Feature: Tracing the root of vaccine-induced blood clots
Photo by James W. Smith
By Crystal Mackay
Medical student Angela Huynh spent her entire PhD studying a protein called platelet factor-4 and its role in causing a rare blood clotting disorder. This was before COVID-19 was a household term, and long before vaccines against the virus were even in development.
Huynh says it was an amazing coincidence that this same protein is the one implicated in the blood clotting that occurs in rare circumstances after the Astra Zeneca vaccine; a finding that she published alongside her coauthors this past summer in the prestigious journal Nature.
“Much of the COVID-related research was being accelerated, so when we made this discovery, it was the fastest paper we ever published,” said Huynh, Medicine Class of 2023. She says the entire process from data collection to publication took about six weeks, when typical research papers can take years to publish.
The research was done at McMaster University where Huynh completed her PhD. Early in the days of the pandemic, she rejoined the lab as a research assistant part-time to help with COVID-19 related research. Although it meant balancing the completion of her first year of medical school, her second-year studies and research, she felt drawn to find a way to contribute.
“When they reached out to ask if I was interested in doing some projects in the lab, I didn’t hesitate. I was motivated by wanting to be able to do something to help with the pandemic and add to the body of evidence related to COVID-19,” she said.
When the first cases of Vaccine-Induced Immune Thrombotic Thrombocytopenia (VITT), or blood clotting after the Astra Zeneca vaccine, were identified in Canada, Huynh and the team began searching for the mechanism causing it to occur. Her PhD work centred on a similar blood clotting disorder that occurred in rare cases after the administration of a blood thinner called heparin. The team quickly realized that the same mechanism causing the heparin-induced blood clotting appeared to be the culprit in VITT as well.
“When the cases of VITT linked to the Astra Zeneca vaccine started, I never thought it would be similar to my PhD,” she explained. “It was such a coincidence that the one protein that caused the problem was the one I spent all of these years studying.”
Huynh was first drawn to the biomedical sciences because of her love for research. Working alongside physicians in a translational lab opened up her eyes to the role of clinician-scientists and was the first spark that piqued her interest in pursuing medicine.
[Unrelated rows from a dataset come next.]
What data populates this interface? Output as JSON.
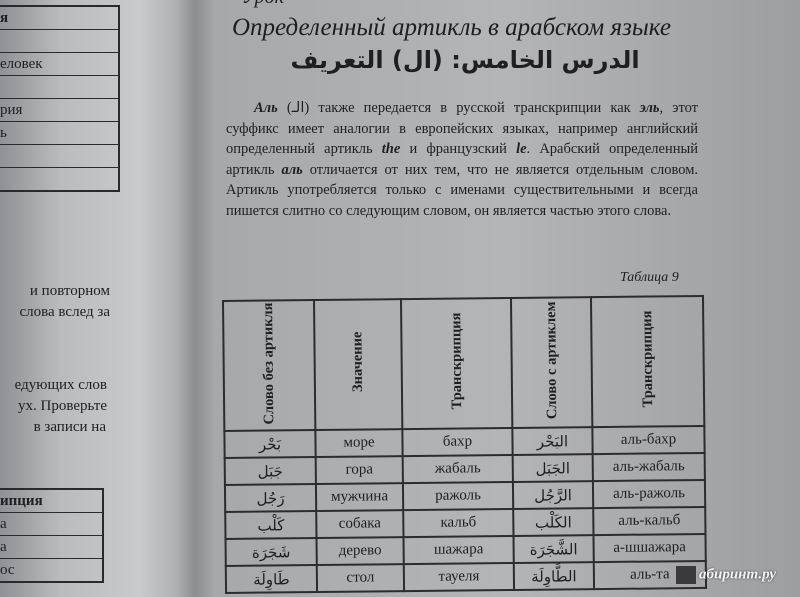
{
  "left_page": {
    "table_top": [
      "я",
      "",
      "еловек",
      "",
      "рия",
      "ь",
      "",
      ""
    ],
    "paragraph1": [
      "и   повторном",
      "слова вслед за"
    ],
    "paragraph2": [
      "едующих слов",
      "ух. Проверьте",
      "в записи на"
    ],
    "table_bottom": [
      "ипция",
      "а",
      "а",
      "ос"
    ]
  },
  "right_page": {
    "lesson_partial": "Урок",
    "title": "Определенный артикль в арабском языке",
    "arabic_title": "الدرس الخامس: (ال) التعريف",
    "paragraph": {
      "intro_bold": "Аль",
      "intro_arabic": "(الـ)",
      "text1": " также передается в русской транскрипции как ",
      "bold2": "эль",
      "text2": ", этот суффикс имеет аналогии в европейских языках, например английский определенный артикль ",
      "bold3": "the",
      "text3": " и французский ",
      "bold4": "le",
      "text4": ". Арабский определенный артикль ",
      "bold5": "аль",
      "text5": " отличается от них тем, что не является отдельным словом. Артикль употребляется только с именами существительными и всегда пишется слитно со следующим словом, он является частью этого слова."
    },
    "table_caption": "Таблица 9",
    "table": {
      "headers": [
        "Слово без артикля",
        "Значение",
        "Транскрипция",
        "Слово с артиклем",
        "Транскрипция"
      ],
      "rows": [
        [
          "بَحْر",
          "море",
          "бахр",
          "البَحْر",
          "аль-бахр"
        ],
        [
          "جَبَل",
          "гора",
          "жабаль",
          "الجَبَل",
          "аль-жабаль"
        ],
        [
          "رَجُل",
          "мужчина",
          "ражоль",
          "الرَّجُل",
          "аль-ражоль"
        ],
        [
          "كَلْب",
          "собака",
          "кальб",
          "الكَلْب",
          "аль-кальб"
        ],
        [
          "شَجَرَة",
          "дерево",
          "шажара",
          "الشَّجَرَة",
          "а-шшажара"
        ],
        [
          "طَاوِلَة",
          "стол",
          "тауеля",
          "الطَّاوِلَة",
          "аль-та"
        ]
      ]
    }
  },
  "watermark": "абиринт.ру"
}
However, it was feeling helpless to help her grandmother after she had a stroke in Vietnam that cemented her desire to go to medical school.
“That moment was transformational for me, and drove me to want to take a more active role in medicine.”
Now into her third year of medical school and embarking on her clerkship year, she is stepping away from the wet lab, but hopes that the work that she published as part of this research will help clear up the misinformation and can be applied to future treatments.
“If we know how and why this occurs it can help dispel some of the myths. It can also inform how we can properly treat VITT when it occurs in places where the Astra Zeneca vaccine is still being used,” she said.